Microsoft CEO Satya Nadella said Monday he was open to the prospect of Sam Altman returning to OpenAI after his dramatic ouster from the high-profile company last week, as the fallout from his abrupt removal continues.
The tech giant had previously announced that it hired Altman and former OpenAI president Greg Brockman to lead a new artificial intelligence research team there, and also appeared willing to hire other OpenAI employees who choose to follow their former boss out of the company. Brockman resigned as CEO of OpenAI in protest of Altman’s firing.
But in an interview with CNBCNadella seemed willing to accept a scenario in which Altman would return to his old job, saying it would be up to the people at OpenAI whether they stay there or move to Microsoft.
“I’m open to both options,” he said.
Microsoft is a major investor in OpenAI, the company behind the AI text chatbot ChatGPT.
Altman, according to sources cited by The Verge, would like to return to OpenAI, but only on the condition that all current board members resign. He was removed as CEO by the board on Friday said it “no longer has confidence in its ability to continue to lead OpenAI.”
“Mr. “Altman’s departure follows an advisory review process by the board, which concluded that he was not consistently candid in his communications with the board, which prevented him from fulfilling his responsibilities,” the board said in a statement First, Mira Murati, the company’s chief technology officer, was named interim CEO.
The board has not yet released any further information about its decision.
While Altman and the board negotiated over the weekend, the company’s leadership decided against his return and appointed a new interim CEO, Emmett Shear, who promised to get to the bottom of Altman’s firing.
Altman’s ouster was met with backlash from an overwhelming majority of OpenAI employees, including board member and chief scientist Ilya Sutskever, who reportedly initiated Altman’s ouster. The employees wrote a letter threatening to resign – pointing out that Microsoft had offered to hire them all – unless the current board members left the company.

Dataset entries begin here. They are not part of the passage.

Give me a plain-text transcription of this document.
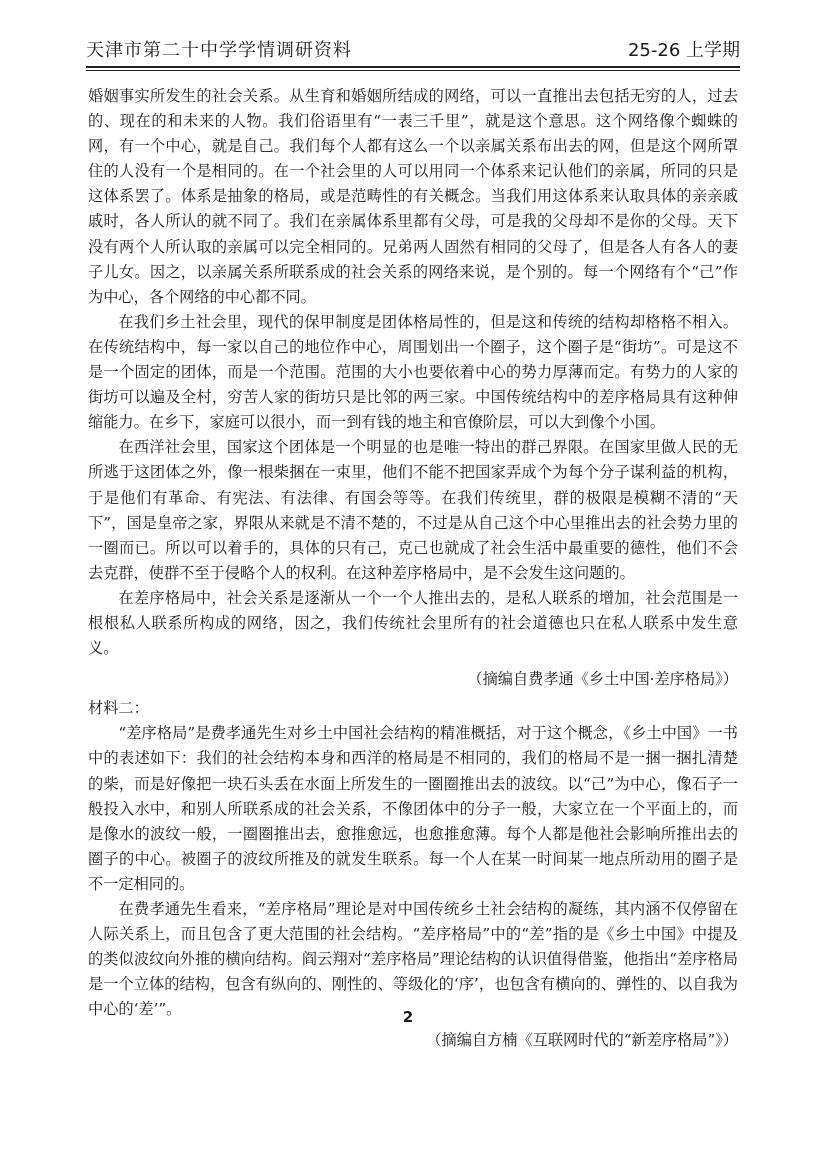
天津市第二十中学学情调研资料	25-26 上学期

婚姻事实所发生的社会关系。从生育和婚姻所结成的网络，可以一直推出去包括无穷的人，过去的、现在的和未来的人物。我们俗语里有“一表三千里”，就是这个意思。这个网络像个蜘蛛的网，有一个中心，就是自己。我们每个人都有这么一个以亲属关系布出去的网，但是这个网所罩住的人没有一个是相同的。在一个社会里的人可以用同一个体系来记认他们的亲属，所同的只是这体系罢了。体系是抽象的格局，或是范畴性的有关概念。当我们用这体系来认取具体的亲亲戚戚时，各人所认的就不同了。我们在亲属体系里都有父母，可是我的父母却不是你的父母。天下没有两个人所认取的亲属可以完全相同的。兄弟两人固然有相同的父母了，但是各人有各人的妻子儿女。因之，以亲属关系所联系成的社会关系的网络来说，是个别的。每一个网络有个“己”作为中心，各个网络的中心都不同。

在我们乡土社会里，现代的保甲制度是团体格局性的，但是这和传统的结构却格格不相入。在传统结构中，每一家以自己的地位作中心，周围划出一个圈子，这个圈子是“街坊”。可是这不是一个固定的团体，而是一个范围。范围的大小也要依着中心的势力厚薄而定。有势力的人家的街坊可以遍及全村，穷苦人家的街坊只是比邻的两三家。中国传统结构中的差序格局具有这种伸缩能力。在乡下，家庭可以很小，而一到有钱的地主和官僚阶层，可以大到像个小国。

在西洋社会里，国家这个团体是一个明显的也是唯一特出的群己界限。在国家里做人民的无所逃于这团体之外，像一根柴捆在一束里，他们不能不把国家弄成个为每个分子谋利益的机构，于是他们有革命、有宪法、有法律、有国会等等。在我们传统里，群的极限是模糊不清的“天下”，国是皇帝之家，界限从来就是不清不楚的，不过是从自己这个中心里推出去的社会势力里的一圈而已。所以可以着手的，具体的只有己，克己也就成了社会生活中最重要的德性，他们不会去克群，使群不至于侵略个人的权利。在这种差序格局中，是不会发生这问题的。

在差序格局中，社会关系是逐渐从一个一个人推出去的，是私人联系的增加，社会范围是一根根私人联系所构成的网络，因之，我们传统社会里所有的社会道德也只在私人联系中发生意义。

（摘编自费孝通《乡土中国·差序格局》）

材料二：

“差序格局”是费孝通先生对乡土中国社会结构的精准概括，对于这个概念，《乡土中国》一书中的表述如下：我们的社会结构本身和西洋的格局是不相同的，我们的格局不是一捆一捆扎清楚的柴，而是好像把一块石头丢在水面上所发生的一圈圈推出去的波纹。以“己”为中心，像石子一般投入水中，和别人所联系成的社会关系，不像团体中的分子一般，大家立在一个平面上的，而是像水的波纹一般，一圈圈推出去，愈推愈远，也愈推愈薄。每个人都是他社会影响所推出去的圈子的中心。被圈子的波纹所推及的就发生联系。每一个人在某一时间某一地点所动用的圈子是不一定相同的。

在费孝通先生看来，“差序格局”理论是对中国传统乡土社会结构的凝练，其内涵不仅停留在人际关系上，而且包含了更大范围的社会结构。“差序格局”中的“差”指的是《乡土中国》中提及的类似波纹向外推的横向结构。阎云翔对“差序格局”理论结构的认识值得借鉴，他指出“差序格局是一个立体的结构，包含有纵向的、刚性的、等级化的‘序’，也包含有横向的、弹性的、以自我为中心的‘差’”。

（摘编自方楠《互联网时代的“新差序格局”》）

2
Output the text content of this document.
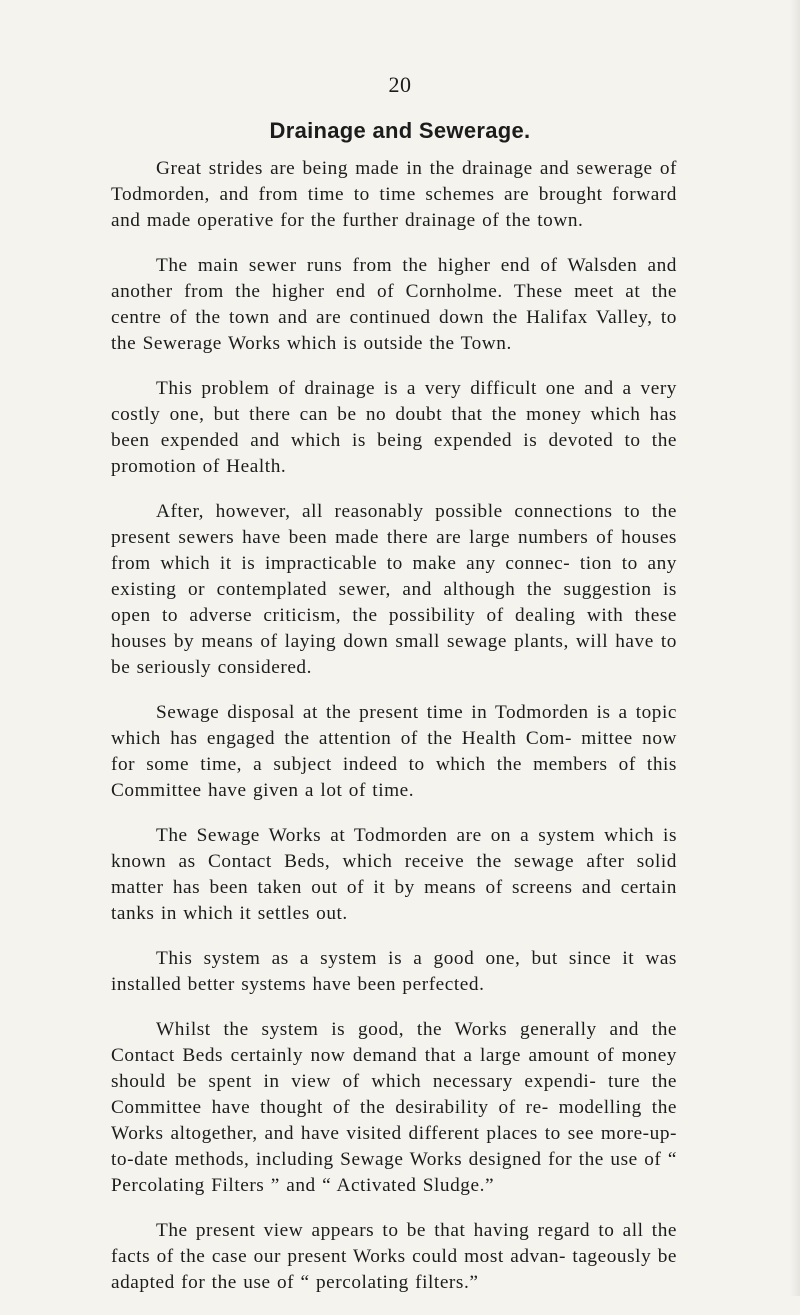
20
Drainage and Sewerage.

Great strides are being made in the drainage and sewerage of Todmorden, and from time to time schemes are brought forward and made operative for the further drainage of the town.

The main sewer runs from the higher end of Walsden and another from the higher end of Cornholme. These meet at the centre of the town and are continued down the Halifax Valley, to the Sewerage Works which is outside the Town.

This problem of drainage is a very difficult one and a very costly one, but there can be no doubt that the money which has been expended and which is being expended is devoted to the promotion of Health.

After, however, all reasonably possible connections to the present sewers have been made there are large numbers of houses from which it is impracticable to make any connec- tion to any existing or contemplated sewer, and although the suggestion is open to adverse criticism, the possibility of dealing with these houses by means of laying down small sewage plants, will have to be seriously considered.

Sewage disposal at the present time in Todmorden is a topic which has engaged the attention of the Health Com- mittee now for some time, a subject indeed to which the members of this Committee have given a lot of time.

The Sewage Works at Todmorden are on a system which is known as Contact Beds, which receive the sewage after solid matter has been taken out of it by means of screens and certain tanks in which it settles out.

This system as a system is a good one, but since it was installed better systems have been perfected.

Whilst the system is good, the Works generally and the Contact Beds certainly now demand that a large amount of money should be spent in view of which necessary expendi- ture the Committee have thought of the desirability of re- modelling the Works altogether, and have visited different places to see more-up-to-date methods, including Sewage Works designed for the use of “ Percolating Filters ” and “ Activated Sludge.”

The present view appears to be that having regard to all the facts of the case our present Works could most advan- tageously be adapted for the use of “ percolating filters.”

In a post on social mediaAltman said he and Nadella remain focused on the success of his former company.
“Satya and my top priority remains ensuring openai continues to thrive,” Altman wrote on Monday.
“We are committed to providing full business continuity to our partners and customers,” he added. “The partnership between OpenAI and Microsoft makes this very feasible.”
Asked whether Microsoft needs a seat on OpenAI’s board, Nadella told CNBC that he expects the current structure to evolve.
“I think it’s very, very clear that something needs to change in terms of governance,” Nadella said.
He added: “We will have a good dialogue with their board about this.”